Le campement de migrants brièvement installé place de la République, à Paris, lundi 23 novembre. Crédit : Utopia 56
Le campement de migrants brièvement installé place de la République, à Paris, lundi 23 novembre. Crédit : Utopia 56

Le Conseil des ministres a validé mercredi 21 avril la création d'un poste de préfet délégué à l'immigration dans tous les départements franciliens, en collaboration avec le préfet de police de Paris. Une création de poste qui inquiète les associations : le cahier des charges de ce nouveau préfet reste vague.

C’était une proposition faite par le ministre de l'Intérieur Gérald Darmanin en novembre dernier, elle a été acceptée par le Conseil des ministres mercredi 21 avril. Un poste de préfet délégué à l’immigration, dépêché auprès du préfet de police Didier Lallement, va être créé en Ile-de-France. Le poste a été confirmé par un décret publié au Journal officiel, qui indique également que le futur préfet délégué prendra "la tête d’une nouvelle délégation de l’immigration".

La nomination du préfet délégué à l'immigration devrait être annoncée après l'entrée en vigueur de la réforme, le 1er mai. Soit un peu plus de six mois après la publication du Livre blanc de la sécurité intérieure, support de la réforme de la politique de lutte contre l'immigration irrégulière, dans lequel était mentionné la mesure.

"Plus de campements dans la capitale"

Sa mission ? Animer et coordonner les flux migratoires dans tous les départements franciliens, ainsi qu’à Paris. Également concernés, les aéroports et lignes ferroviaires de la région, laquelle concentre, selon la préfecture de police de Paris, "50% des demandes d'asile nationales, 40% de l'activité nationale de primo-délivrance de titres de séjour, 30% de l'activité nationale de lutte contre l'immigration irrégulière".
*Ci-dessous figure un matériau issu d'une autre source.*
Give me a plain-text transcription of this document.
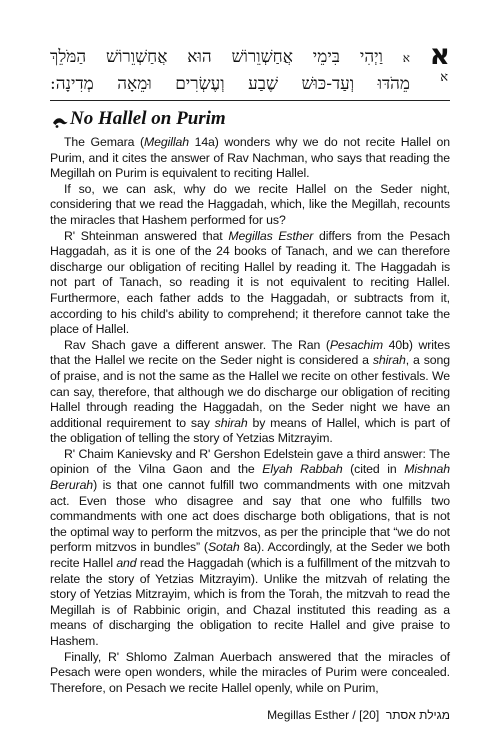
א
א
א וַיְהִי בִּימֵי אֲחַשְׁוֵרוֹשׁ הוּא אֲחַשְׁוֵרוֹשׁ הַמֹּלֵךְ
מֵהֹדּוּ וְעַד-כּוּשׁ שֶׁבַע וְעֶשְׂרִים וּמֵאָה מְדִינָה:
No Hallel on Purim

The Gemara (Megillah 14a) wonders why we do not recite Hallel on Purim, and it cites the answer of Rav Nachman, who says that reading the Megillah on Purim is equivalent to reciting Hallel.

If so, we can ask, why do we recite Hallel on the Seder night, considering that we read the Haggadah, which, like the Megillah, recounts the miracles that Hashem performed for us?

R' Shteinman answered that Megillas Esther differs from the Pesach Haggadah, as it is one of the 24 books of Tanach, and we can therefore discharge our obligation of reciting Hallel by reading it. The Haggadah is not part of Tanach, so reading it is not equivalent to reciting Hallel. Furthermore, each father adds to the Haggadah, or subtracts from it, according to his child's ability to comprehend; it therefore cannot take the place of Hallel.

Rav Shach gave a different answer. The Ran (Pesachim 40b) writes that the Hallel we recite on the Seder night is considered a shirah, a song of praise, and is not the same as the Hallel we recite on other festivals. We can say, therefore, that although we do discharge our obligation of reciting Hallel through reading the Haggadah, on the Seder night we have an additional requirement to say shirah by means of Hallel, which is part of the obligation of telling the story of Yetzias Mitzrayim.

R' Chaim Kanievsky and R' Gershon Edelstein gave a third answer: The opinion of the Vilna Gaon and the Elyah Rabbah (cited in Mishnah Berurah) is that one cannot fulfill two commandments with one mitzvah act. Even those who disagree and say that one who fulfills two commandments with one act does discharge both obligations, that is not the optimal way to perform the mitzvos, as per the principle that “we do not perform mitzvos in bundles” (Sotah 8a). Accordingly, at the Seder we both recite Hallel and read the Haggadah (which is a fulfillment of the mitzvah to relate the story of Yetzias Mitzrayim). Unlike the mitzvah of relating the story of Yetzias Mitzrayim, which is from the Torah, the mitzvah to read the Megillah is of Rabbinic origin, and Chazal instituted this reading as a means of discharging the obligation to recite Hallel and give praise to Hashem.

Finally, R' Shlomo Zalman Auerbach answered that the miracles of Pesach were open wonders, while the miracles of Purim were concealed. Therefore, on Pesach we recite Hallel openly, while on Purim,

Megillas Esther / מגילת אסתר  [20]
>> À (re)lire : Demantèlement du plus grand camp de Paris, 2 000 migrants mis à l'abri

Mais concrètement, quel sera dans le détail son cahier des charges ? Difficile de savoir. Face au peu d’informations avancées par le ministère de l’Intérieur sur les compétences allouées au nouveau préfet*, difficile pour les associations d’aide aux migrants de se positionner. Mais pour Yann Manzi, fondateur d’Utopia 56, cette décision "ne présage rien de bon". "D’abord parce que cela ne va pas être simple d’organiser les transferts des exilés sur un territoire aussi vaste que l’Ile-de-France, prévient-il. Et puis, on le devine, le but derrière tout ça, c’est de sortir les migrants de Paris, qu’il n’y ait plus de campements dans la capitale. En d’autres termes, d’invisibiliser encore davantage ces populations".

"Un préfet de l'expulsion ?"

Le poste a cependant l’avantage, selon le responsable asile de la Cimade Gérard Sadik, de "lisser le mille-feuilles administratif relatif à l’immigration dans la région". "Le gouvernement cherche à être plus efficace, notamment dans la gestion des mesures d’éloignement, admet-il. Cette création de poste s’inscrit aussi dans la démarche de régionalisation de l’administration par l’État, qui ne touche pas que la gestion de l’immigration d’ailleurs". "Mais au vu des missions mentionnées dans le décret publié mercredi, comme la gestion des assignations à résidence et des refus d'entrées aux aéroports, on se demande si le gouvernement n’a pas créé un préfet de l’expulsion", souligne-t-il toutefois.

>> À (re)lire Démantèlement du camp de Saint-Denis : "entre 500 et 1 000" migrants violentés et laissés à la rue

Une crainte partagée par Delphine Rouilleault, directrice de France terre d’asile. "Si les fonctions de cette personne ne sont centrées que sur l’immigration irrégulière, c’est un mauvais signal, déplore-t-elle. Et d’après les travaux qui ont précédé la validation du poste – répertoriés dans le Livre blanc – c’est vers la gestion de ce type d’immigration que tend la future délégation. Il faudra donc rester très attentif à la feuille de route qui sera dévoilée dans les prochaines semaines".

*Contacté par InfoMigrants, le ministère de l'Intérieur n'a pas répondu à nos sollicitations.